Trump insisted Wednesday that the actions he's calling executive orders would save the day, limiting evictions, providing jobless aid, and deferring payroll taxes, even though it's pretty clear they do none of those things. The one real executive order he made, the one that's in his purview, doesn't limit evictions at all. It just tells federal agencies to think about whether they should do something to stop them. His jobless aid is extremely stingy, effectively halving the the $600 a week payment bump the unemployed had been relying on until July 31, when it expired, and taking the bonus away entirely from anyone who receives less than $100 a week in state unemployment insurance. What's more, Trump is jeopardizing funding for natural disaster response just as wildfire and severe storm season really kicks in. He's taking $44 billion from the FEMA Disaster Relief Fund for the payments—money that is expected to last about five weeks. The pandemic is not going to be over in five weeks.

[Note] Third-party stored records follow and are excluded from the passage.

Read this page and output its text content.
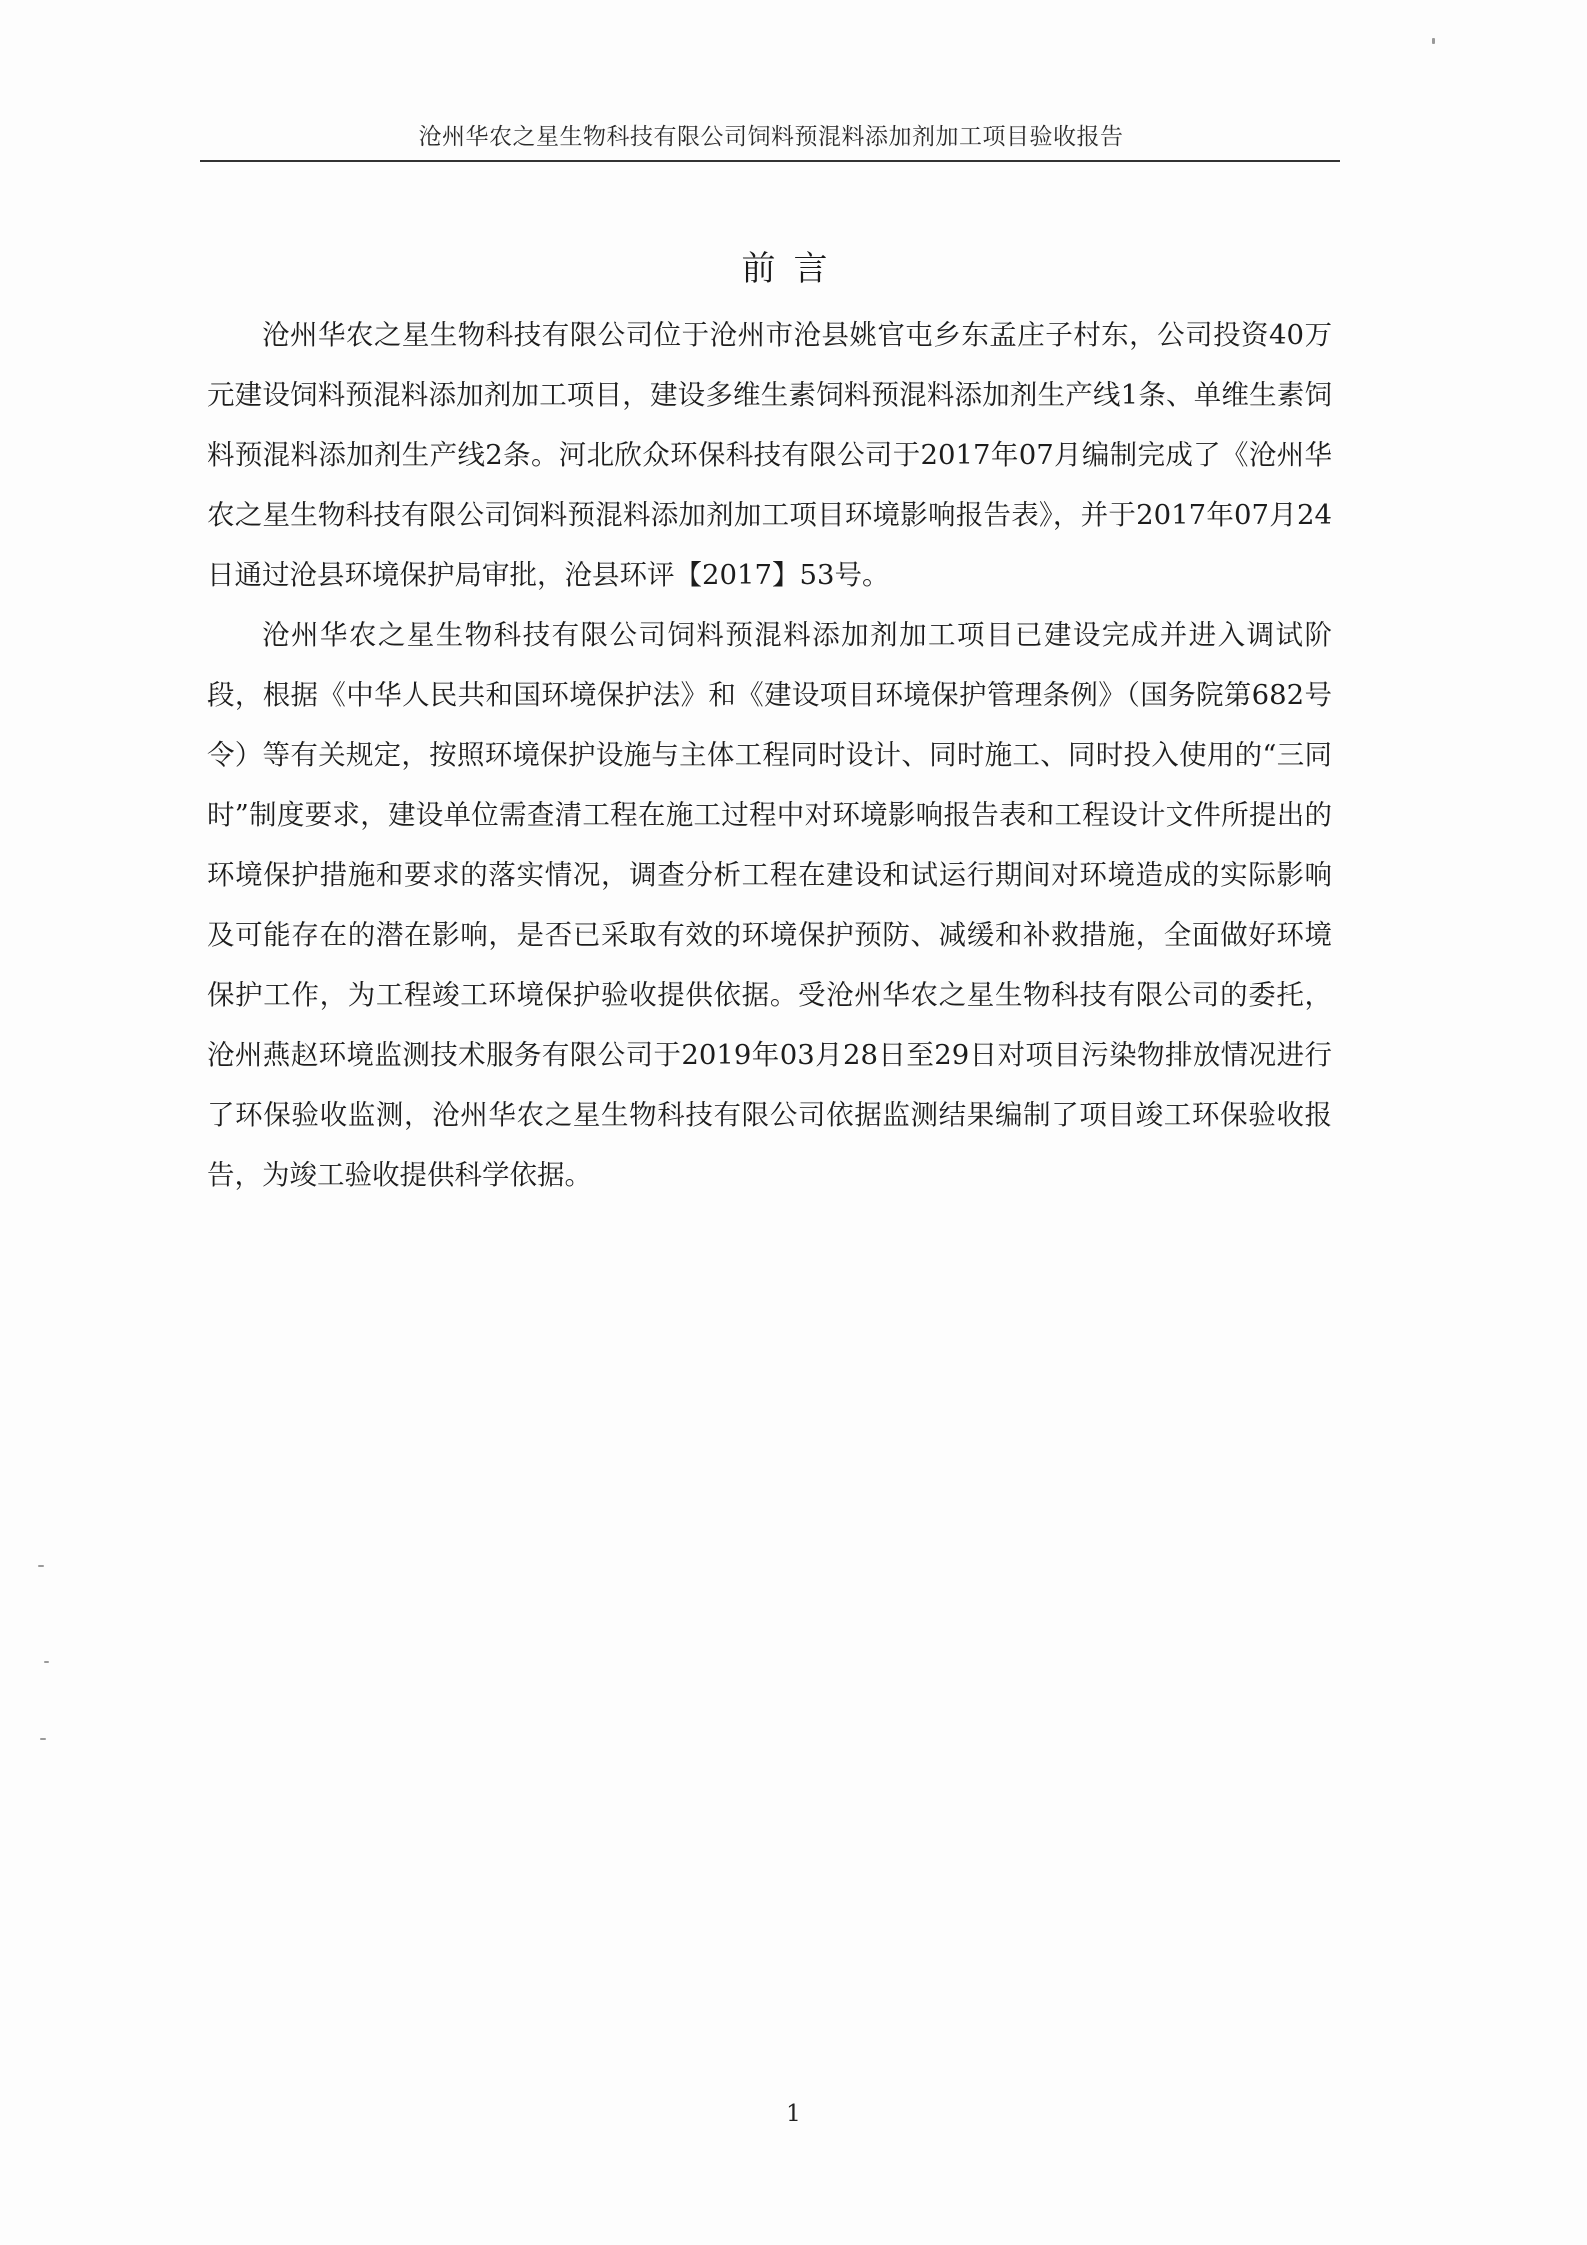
沧州华农之星生物科技有限公司饲料预混料添加剂加工项目验收报告
前言

沧州华农之星生物科技有限公司位于沧州市沧县姚官屯乡东孟庄子村东，公司投资40万元建设饲料预混料添加剂加工项目，建设多维生素饲料预混料添加剂生产线1条、单维生素饲料预混料添加剂生产线2条。河北欣众环保科技有限公司于2017年07月编制完成了《沧州华农之星生物科技有限公司饲料预混料添加剂加工项目环境影响报告表》，并于2017年07月24日通过沧县环境保护局审批，沧县环评【2017】53号。

沧州华农之星生物科技有限公司饲料预混料添加剂加工项目已建设完成并进入调试阶段，根据《中华人民共和国环境保护法》和《建设项目环境保护管理条例》（国务院第682号令）等有关规定，按照环境保护设施与主体工程同时设计、同时施工、同时投入使用的“三同时”制度要求，建设单位需查清工程在施工过程中对环境影响报告表和工程设计文件所提出的环境保护措施和要求的落实情况，调查分析工程在建设和试运行期间对环境造成的实际影响及可能存在的潜在影响，是否已采取有效的环境保护预防、减缓和补救措施，全面做好环境保护工作，为工程竣工环境保护验收提供依据。受沧州华农之星生物科技有限公司的委托，沧州燕赵环境监测技术服务有限公司于2019年03月28日至29日对项目污染物排放情况进行了环保验收监测，沧州华农之星生物科技有限公司依据监测结果编制了项目竣工环保验收报告，为竣工验收提供科学依据。

1
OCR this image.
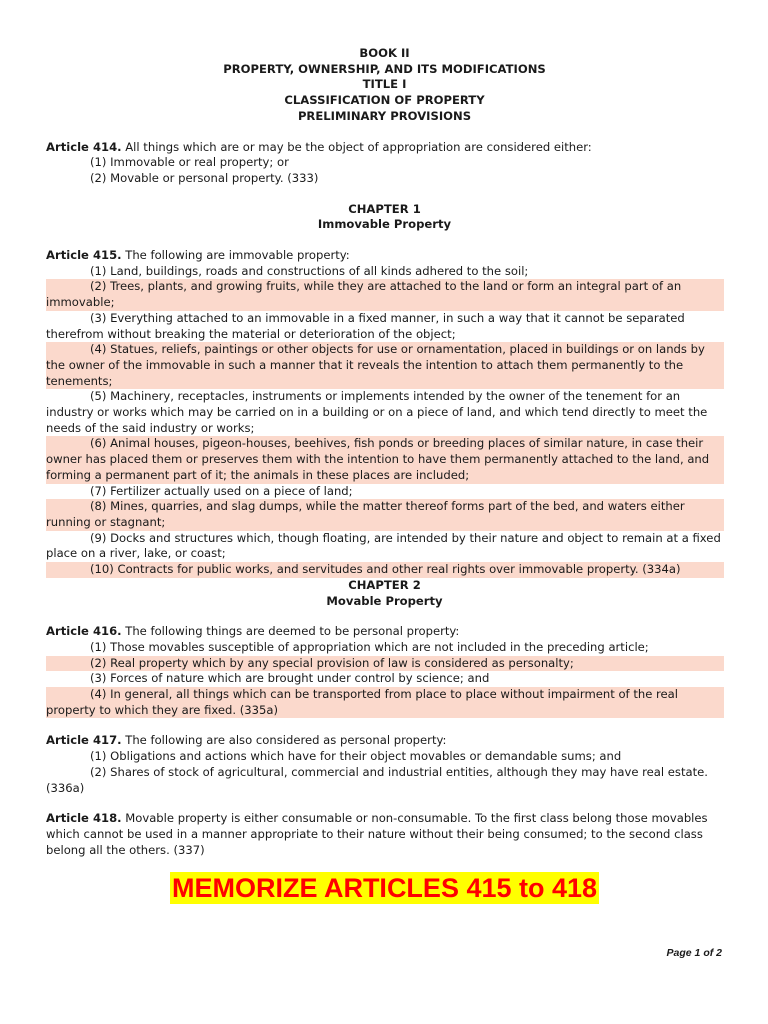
BOOK II
PROPERTY, OWNERSHIP, AND ITS MODIFICATIONS
TITLE I
CLASSIFICATION OF PROPERTY
PRELIMINARY PROVISIONS

Article 414. All things which are or may be the object of appropriation are considered either:

(1) Immovable or real property; or

(2) Movable or personal property. (333)

CHAPTER 1
Immovable Property

Article 415. The following are immovable property:

(1) Land, buildings, roads and constructions of all kinds adhered to the soil;

(2) Trees, plants, and growing fruits, while they are attached to the land or form an integral part of an immovable;

(3) Everything attached to an immovable in a fixed manner, in such a way that it cannot be separated therefrom without breaking the material or deterioration of the object;

(4) Statues, reliefs, paintings or other objects for use or ornamentation, placed in buildings or on lands by the owner of the immovable in such a manner that it reveals the intention to attach them permanently to the tenements;

(5) Machinery, receptacles, instruments or implements intended by the owner of the tenement for an industry or works which may be carried on in a building or on a piece of land, and which tend directly to meet the needs of the said industry or works;

(6) Animal houses, pigeon-houses, beehives, fish ponds or breeding places of similar nature, in case their owner has placed them or preserves them with the intention to have them permanently attached to the land, and forming a permanent part of it; the animals in these places are included;

(7) Fertilizer actually used on a piece of land;

(8) Mines, quarries, and slag dumps, while the matter thereof forms part of the bed, and waters either running or stagnant;

(9) Docks and structures which, though floating, are intended by their nature and object to remain at a fixed place on a river, lake, or coast;

(10) Contracts for public works, and servitudes and other real rights over immovable property. (334a)

CHAPTER 2
Movable Property

Article 416. The following things are deemed to be personal property:

(1) Those movables susceptible of appropriation which are not included in the preceding article;

(2) Real property which by any special provision of law is considered as personalty;

(3) Forces of nature which are brought under control by science; and

(4) In general, all things which can be transported from place to place without impairment of the real property to which they are fixed. (335a)

Article 417. The following are also considered as personal property:

(1) Obligations and actions which have for their object movables or demandable sums; and

(2) Shares of stock of agricultural, commercial and industrial entities, although they may have real estate. (336a)

Article 418. Movable property is either consumable or non-consumable. To the first class belong those movables which cannot be used in a manner appropriate to their nature without their being consumed; to the second class belong all the others. (337)

MEMORIZE ARTICLES 415 to 418
Page 1 of 2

Trump also touted his payroll tax cut, the other thing he's been obsessing about throughout the entire crisis despite repeated slap-downs from even fellow Republicans and despite the fact that it's probably not going to happen and would be of no significant help, anyway. There are way too many people not on any payroll right now for it to act as any kind of stimulus. Many employers will probably choose not to implement it because they would have to eventually claw that money back at the end of the deferment period. Then there's the big issue: It harms Social Security and Medicare, which Trump denies. Any money lost, he said, would be replaced. “We’re taking it out of the general fund,” Trump said, and when pushed on what that would do to the deficit, he employed more magical thinking: “We’re going to have tremendous growth.”
We're not going to have tremendous growth. Even if Pelosi's HEROES Act, at $3 trillion, passed. The Congressional Budget Office estimated a few months ago—before it became clear just how long this pandemic is going to last because of Trump's malfeasance—that the hit to the nation's gross domestic product over the next decade would be $16 trillion. Expect that ticker to go up with every month that passes in which the virus isn't contained.
Meanwhile, Sen. Mitch McConnell is back on the sidelines, doing his usual trolling, pretending like he hasn't been refusing to act on the crisis for months. Pretending that his refusal to consider the HEROES Act after the House passed it three months ago hasn't made the situation 10 times worse. Right now, it appears that the Senate is going to recess for the remainder of the month on Thursday.
Congress is going to come back after the Labor Day recess on Sept. 8. They will then have three weeks, or about 15 working days, to meet the next big deadline—the end of the fiscal year and government funding on Oct. 1. Whee. At this point, McConnell seems to be counting on using that looming disaster to try to force the Democrats' hand on coronavirus relief.
While 1,000 people a day are dying from coronavirus. While 30 to 40 million people are facing eviction. While as many as 17 million children aren't getting enough to eat.